Поздно вечером, когда Фрэнк, поужинав, угнездился в любимом кресле и, по обыкновению, молча глядя в огонь, принялся раскуривать трубку, она обратилась к нему:
— Отец, мне необходимо поговорить с тобой. Я решила кое-что предпринять.
— Гм, — пробурчал старик, даже не взглянув на девушку.
— Мне придется уехать, папа, — громко произнесла Энни заранее приготовленные слова.
Голова отца дернулась, словно он вышел из забытья, а рука автоматически извлекла изо рта трубку.
— Уехать? Да ты что, тронулась маленько, а? Не говори глупостей, Энни.
И Фрэнк Эйсгарт, решив, что разговор закончен, опять углубился в себя. Но Энни не собиралась сдаваться.
— Я решила разыскать Джоша, — настаивала она. — Видишь ли, отец, он уехал в Сан-Франциско, и я должна узнать, жив он или нет, а если мертв, то я прослежу за тем, чтобы его достойно похоронили на освященной земле.
— Убийцу никогда не хоронят в освященной земле! — прорычал Фрэнк. Его лицо приняло угрожающий багровый оттенок, и он яростно запыхтел трубкой, наполнив буквально всю кухню клубами синеватого дыма.
— Джош невиновен, — твердо ответила Энни. — Сэмми Моррис увез его отсюда с такой скоростью, что у него даже не было времени оправдаться. А полиция и знает всего-навсего только то, что сообщила им миссис Моррис, что Джош, дескать, стоял рядом с трупом.
Она взглянула на отца, но тот продолжал молча курить, глядя на огонь в камине. Вдруг она заметила слезу, скользнувшую по его морщинистой щеке и затерявшуюся в жестких седых усах. За ней последовала еще одна и еще…

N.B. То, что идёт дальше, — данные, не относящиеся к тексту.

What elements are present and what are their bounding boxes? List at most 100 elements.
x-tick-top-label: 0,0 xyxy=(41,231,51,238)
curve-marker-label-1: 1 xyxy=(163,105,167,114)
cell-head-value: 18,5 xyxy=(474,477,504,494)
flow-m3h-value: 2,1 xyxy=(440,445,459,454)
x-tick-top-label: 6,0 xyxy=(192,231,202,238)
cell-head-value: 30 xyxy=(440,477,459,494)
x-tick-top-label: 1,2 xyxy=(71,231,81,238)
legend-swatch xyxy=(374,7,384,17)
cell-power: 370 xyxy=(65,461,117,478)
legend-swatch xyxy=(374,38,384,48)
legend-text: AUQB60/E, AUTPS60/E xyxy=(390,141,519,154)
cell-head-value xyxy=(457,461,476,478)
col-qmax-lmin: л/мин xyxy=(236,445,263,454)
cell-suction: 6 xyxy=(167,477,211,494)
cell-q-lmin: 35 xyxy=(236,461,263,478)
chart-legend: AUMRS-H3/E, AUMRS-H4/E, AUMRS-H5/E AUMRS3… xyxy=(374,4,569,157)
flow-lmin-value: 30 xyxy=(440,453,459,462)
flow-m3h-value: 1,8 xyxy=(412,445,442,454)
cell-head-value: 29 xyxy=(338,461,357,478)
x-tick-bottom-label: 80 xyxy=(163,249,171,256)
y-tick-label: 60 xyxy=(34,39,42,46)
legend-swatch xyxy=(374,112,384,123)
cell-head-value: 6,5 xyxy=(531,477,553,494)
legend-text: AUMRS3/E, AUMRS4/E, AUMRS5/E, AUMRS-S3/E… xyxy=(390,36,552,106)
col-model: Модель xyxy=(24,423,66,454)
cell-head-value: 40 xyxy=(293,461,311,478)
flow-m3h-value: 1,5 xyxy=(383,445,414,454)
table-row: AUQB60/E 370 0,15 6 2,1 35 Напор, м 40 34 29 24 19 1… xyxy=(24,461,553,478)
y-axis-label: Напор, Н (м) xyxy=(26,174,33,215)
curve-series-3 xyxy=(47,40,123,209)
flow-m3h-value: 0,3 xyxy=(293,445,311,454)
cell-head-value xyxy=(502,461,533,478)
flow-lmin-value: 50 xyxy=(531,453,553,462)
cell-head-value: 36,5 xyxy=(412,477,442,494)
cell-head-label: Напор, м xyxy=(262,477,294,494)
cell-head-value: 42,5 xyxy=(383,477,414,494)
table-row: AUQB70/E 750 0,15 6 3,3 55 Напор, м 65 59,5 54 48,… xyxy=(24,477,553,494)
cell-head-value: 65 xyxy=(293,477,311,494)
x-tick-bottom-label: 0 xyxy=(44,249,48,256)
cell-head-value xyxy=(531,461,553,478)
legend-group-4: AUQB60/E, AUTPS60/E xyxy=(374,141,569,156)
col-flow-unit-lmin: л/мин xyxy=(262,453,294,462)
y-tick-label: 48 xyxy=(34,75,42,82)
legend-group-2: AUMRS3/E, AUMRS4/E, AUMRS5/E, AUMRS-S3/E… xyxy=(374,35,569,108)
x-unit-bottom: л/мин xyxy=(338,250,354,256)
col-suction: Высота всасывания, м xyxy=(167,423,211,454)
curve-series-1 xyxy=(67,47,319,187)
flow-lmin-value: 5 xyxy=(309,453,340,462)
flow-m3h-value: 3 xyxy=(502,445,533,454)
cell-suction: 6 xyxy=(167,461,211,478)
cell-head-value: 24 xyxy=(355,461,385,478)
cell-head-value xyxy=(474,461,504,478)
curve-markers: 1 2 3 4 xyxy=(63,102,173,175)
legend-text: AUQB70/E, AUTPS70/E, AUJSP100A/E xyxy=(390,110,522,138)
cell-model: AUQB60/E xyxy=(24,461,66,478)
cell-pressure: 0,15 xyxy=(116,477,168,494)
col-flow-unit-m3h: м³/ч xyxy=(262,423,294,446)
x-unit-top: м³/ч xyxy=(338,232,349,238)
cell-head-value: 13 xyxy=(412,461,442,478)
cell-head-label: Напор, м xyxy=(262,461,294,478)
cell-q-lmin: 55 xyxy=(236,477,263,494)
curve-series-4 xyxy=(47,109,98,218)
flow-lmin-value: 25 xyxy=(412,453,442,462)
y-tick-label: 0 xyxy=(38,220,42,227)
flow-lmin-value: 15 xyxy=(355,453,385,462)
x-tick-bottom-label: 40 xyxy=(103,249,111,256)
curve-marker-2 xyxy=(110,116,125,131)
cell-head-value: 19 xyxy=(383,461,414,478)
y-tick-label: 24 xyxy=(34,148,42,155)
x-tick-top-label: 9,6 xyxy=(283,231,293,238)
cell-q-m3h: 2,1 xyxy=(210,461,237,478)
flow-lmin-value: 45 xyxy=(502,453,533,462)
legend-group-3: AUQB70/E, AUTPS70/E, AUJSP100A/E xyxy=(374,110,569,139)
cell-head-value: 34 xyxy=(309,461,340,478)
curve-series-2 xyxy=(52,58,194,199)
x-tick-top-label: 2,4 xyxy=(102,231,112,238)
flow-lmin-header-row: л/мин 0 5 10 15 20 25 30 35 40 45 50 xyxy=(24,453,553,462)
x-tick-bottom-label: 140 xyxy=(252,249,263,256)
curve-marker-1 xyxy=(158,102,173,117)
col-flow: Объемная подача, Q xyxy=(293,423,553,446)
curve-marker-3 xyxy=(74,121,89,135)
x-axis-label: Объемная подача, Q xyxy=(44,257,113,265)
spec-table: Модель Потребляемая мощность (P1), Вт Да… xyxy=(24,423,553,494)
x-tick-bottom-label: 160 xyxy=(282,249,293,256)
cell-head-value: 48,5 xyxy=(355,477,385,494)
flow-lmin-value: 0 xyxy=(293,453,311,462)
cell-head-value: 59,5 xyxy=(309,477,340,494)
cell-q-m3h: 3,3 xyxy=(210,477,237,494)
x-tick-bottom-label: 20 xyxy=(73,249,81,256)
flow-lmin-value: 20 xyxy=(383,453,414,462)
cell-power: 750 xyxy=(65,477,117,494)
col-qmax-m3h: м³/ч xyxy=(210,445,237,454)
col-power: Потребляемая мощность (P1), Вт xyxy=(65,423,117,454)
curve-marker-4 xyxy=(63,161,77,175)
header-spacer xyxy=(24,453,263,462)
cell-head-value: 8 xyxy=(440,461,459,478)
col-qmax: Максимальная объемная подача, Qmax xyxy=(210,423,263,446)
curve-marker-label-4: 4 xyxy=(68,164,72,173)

— О Господи, отец, — беспомощно проговорила она, не представляя, как его утешить, поскольку ей и в голову бы не пришло подойти к отцу и обнять его, как она обняла бы Джоша. — Не принимай все так близко к сердцу. Помни только, что твой младший сын не убийца. Я абсолютно убеждена в этом, что бы ни говорил Сэмми Моррис.
— Он доконал меня, — пробормотал Фрэнк, не обращая внимания на слезы, текущие по щекам. — Наш Джош совсем доконал меня. Человек имеет право рассчитывать на своих детей. А ведь он был моим любимцем, ты же знаешь, хотя я старался этого никогда не показывать и ко всем относиться одинаково. Разве я мог ожидать, что на нашу семью свалится такая беда. Никогда…
Энни отвернулась, она не могла видеть его морщинистое лицо, по которому текли слезы, и дрожащие руки. Все это копилось в нем с тех самых пор, как уехал Джош. Фрэнк Эйсгарт впервые в жизни дал волю эмоциям, и это было лучшее для него в тяжелую минуту. Через некоторое время Энни сказала:
— Папа, я еду в Сан-Франциско, чтобы найти его. Я хочу смыть позор с нашего имени. Ты не умрешь, продолжая думать, Что твой сын убийца. Я хочу попросить у тебя две вещи. Первая из них — деньги, ведь мне нужно на что-то купить билет. Вторая же просьба — никому не говорить о поездке. Никто не должен знать, куда я отправляюсь и зачем.
Он посмотрел на нее, и каждая морщинка и складочка на его лице затрепетала. Впервые Энни жалела своего отца.
— Ты действительно решилась на это? — прошептал он. Энни кивнула.